Verification currently covers install metadata and selected evidence paths: npm tarball SRI verification from registry.npmjs.org, OCI manifest digest resolution, declared attestation metadata, generated capability manifests, and optional live tools/list hashes over names, descriptions, and input schemas (toolSurfaceHash). For MCPB artifacts, ToolPin can recompute MCPB SHA-256 only for allowlisted HTTPS artifact hosts. See the threat model for the exact scope and limits.

What Exists Now

  • Official MCP Registry and Docker MCP Catalog ingestion.
  • ToolPin curated registry source of truth in GitHub: https://github.com/proofofwork-agency/toolpin/blob/main/registry/v0/servers with a GitHub Pages static mirror for docs/browsing: https://proofofwork-agency.github.io/toolpin/registry/v0/servers
  • Custom registry configuration via .toolpin/registries.json.
  • Search ranking over name, title, description, package type, transport, and repository.
  • Install plans and lockfile v2 writes keyed by server/client, including input-schema tool-surface pins (toolSurfaceHash).
  • Three-verdict trust output with --explain detail everywhere trust is shown.
  • Config export for Claude, Cursor, VS Code, Codex, OpenCode, Windsurf, Cline, Continue, Gemini CLI, Zed, Roo Code, and generic sidecar clients.
  • Local policy checks through .toolpin/policy.json, with toolpin policy init --recommended starter generation.
  • toolpin init ci scaffolding and the hardened composite GitHub Action (strict / doctor / SARIF, fail-closed input validation).
  • toolpin ci --json and --sarif machine-readable gate output.
  • Lockfile digest and detached Ed25519 signature verification.
  • The vendor-neutral lockfile spec, JSON Schemas, fixtures, and byte-exact test vectors, shipped in the npm tarball.
  • Advisory tool-description scans and SARIF output for CI pipelines.
  • Read-only secret hygiene audits for installed client config.
  • Installed inventory, adopt, update, remove, test-installed, and doctor flows.
  • Guided interactive CLI and full-screen terminal UI over the same engine.

Roadmap

The first public release path is complete. Near-term work now focuses on adoption and evidence quality:

  • Keep npm provenance publishing healthy for every release.
  • Keep the GitHub Action pinned and documented for CI adoption.
  • Continue tightening evidence definitions, policy fields, and trust docs.

Longer-term direction:

  • Broader verified evidence coverage.
  • Better enterprise policy integration.
  • More client-path verification.
  • Safer secret brokering without plaintext client config.
  • Task-first MCP discovery and stronger tool-description review signals.

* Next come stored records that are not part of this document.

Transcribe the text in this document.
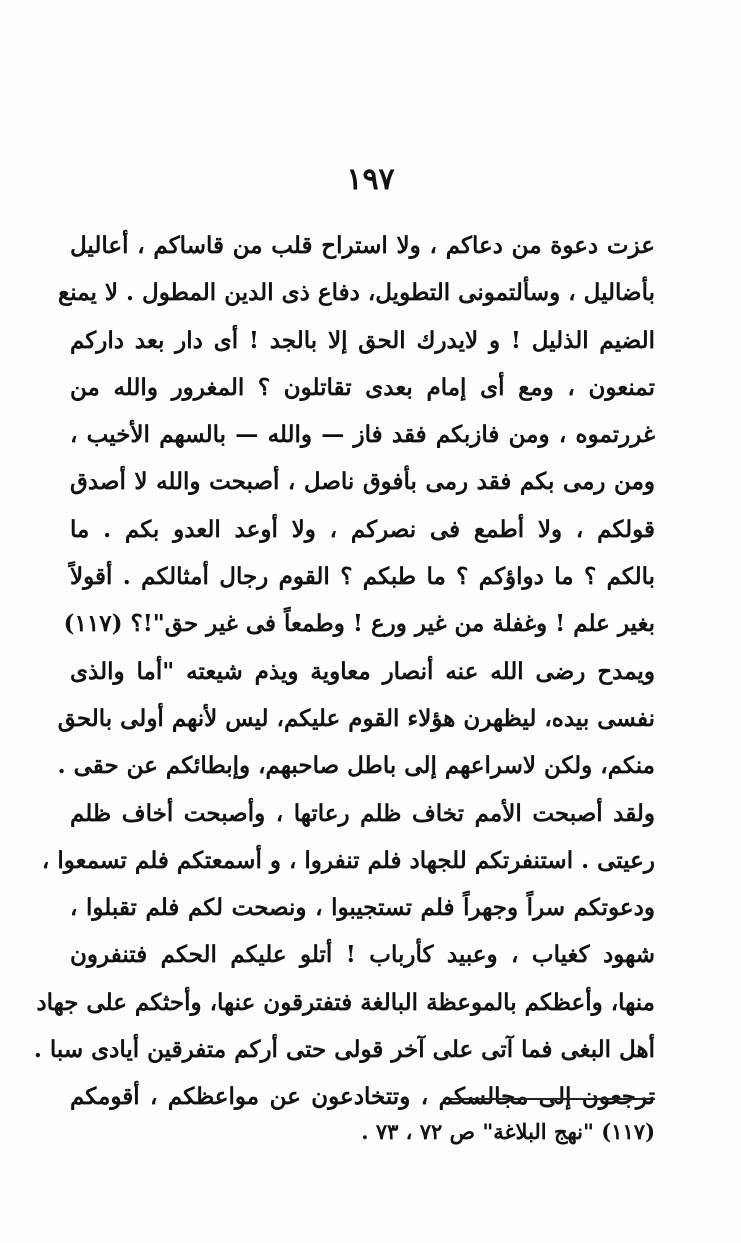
١٩٧
عزت دعوة من دعاكم ، ولا استراح قلب من قاساكم ، أعاليل
بأضاليل ، وسألتمونى التطويل، دفاع ذى الدين المطول . لا يمنع
الضيم الذليل ! و لايدرك الحق إلا بالجد ! أى دار بعد داركم
تمنعون ، ومع أى إمام بعدى تقاتلون ؟ المغرور والله من
غررتموه ، ومن فازبكم فقد فاز — والله — بالسهم الأخيب ،
ومن رمى بكم فقد رمى بأفوق ناصل ، أصبحت والله لا أصدق
قولكم ، ولا أطمع فى نصركم ، ولا أوعد العدو بكم . ما
بالكم ؟ ما دواؤكم ؟ ما طبكم ؟ القوم رجال أمثالكم . أقولاً
بغير علم ! وغفلة من غير ورع ! وطمعاً فى غير حق"!؟ (١١٧)
ويمدح رضى الله عنه أنصار معاوية ويذم شيعته "أما والذى
نفسى بيده، ليظهرن هؤلاء القوم عليكم، ليس لأنهم أولى بالحق
منكم، ولكن لاسراعهم إلى باطل صاحبهم، وإبطائكم عن حقى .
ولقد أصبحت الأمم تخاف ظلم رعاتها ، وأصبحت أخاف ظلم
رعيتى . استنفرتكم للجهاد فلم تنفروا ، و أسمعتكم فلم تسمعوا ،
ودعوتكم سراً وجهراً فلم تستجيبوا ، ونصحت لكم فلم تقبلوا ،
شهود كغياب ، وعبيد كأرباب ! أتلو عليكم الحكم فتنفرون
منها، وأعظكم بالموعظة البالغة فتفترقون عنها، وأحثكم على جهاد
أهل البغى فما آتى على آخر قولى حتى أركم متفرقين أيادى سبا .
ترجعون إلى مجالسكم ، وتتخادعون عن مواعظكم ، أقومكم
(١١٧) "نهج البلاغة" ص ٧٢ ، ٧٣ .
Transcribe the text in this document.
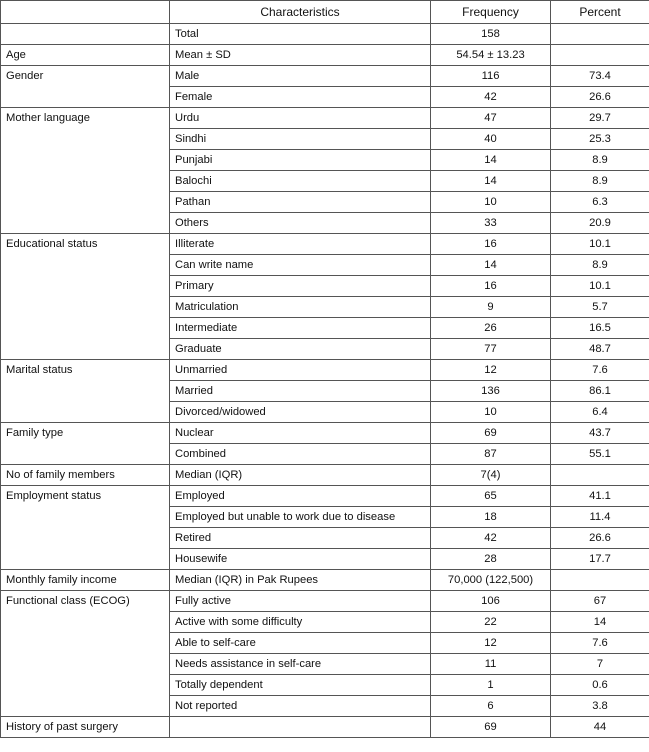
	Characteristics	Frequency	Percent
	Total	158	
Age	Mean ± SD	54.54 ± 13.23	
Gender	Male	116	73.4
	Female	42	26.6
Mother language	Urdu	47	29.7
	Sindhi	40	25.3
	Punjabi	14	8.9
	Balochi	14	8.9
	Pathan	10	6.3
	Others	33	20.9
Educational status	Illiterate	16	10.1
	Can write name	14	8.9
	Primary	16	10.1
	Matriculation	9	5.7
	Intermediate	26	16.5
	Graduate	77	48.7
Marital status	Unmarried	12	7.6
	Married	136	86.1
	Divorced/widowed	10	6.4
Family type	Nuclear	69	43.7
	Combined	87	55.1
No of family members	Median (IQR)	7(4)	
Employment status	Employed	65	41.1
	Employed but unable to work due to disease	18	11.4
	Retired	42	26.6
	Housewife	28	17.7
Monthly family income	Median (IQR) in Pak Rupees	70,000 (122,500)	
Functional class (ECOG)	Fully active	106	67
	Active with some difficulty	22	14
	Able to self-care	12	7.6
	Needs assistance in self-care	11	7
	Totally dependent	1	0.6
	Not reported	6	3.8
History of past surgery		69	44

See docs/ROADMAP.md for project direction.

Contributing

Contributions are welcome, especially focused fixes with tests. Start with:

npm ci
npm test
npm run docs:check
npm run registry:check

Please read CONTRIBUTING.md, SECURITY.md, and CLA.md before opening larger changes.

License

ToolPin is distributed under the Apache License 2.0. See LICENSE.

Resources

Notice

No warranty. You assume all risk. ToolPin installs and launches third-party MCP servers, including npm packages, Docker images, and remote services. That code can access files, networks, and credentials through the client that runs it. ToolPin's verdicts, evidence, and lockfile checks are review aids, not a guarantee that any server is safe. See DISCLAIMER.md and the threat model.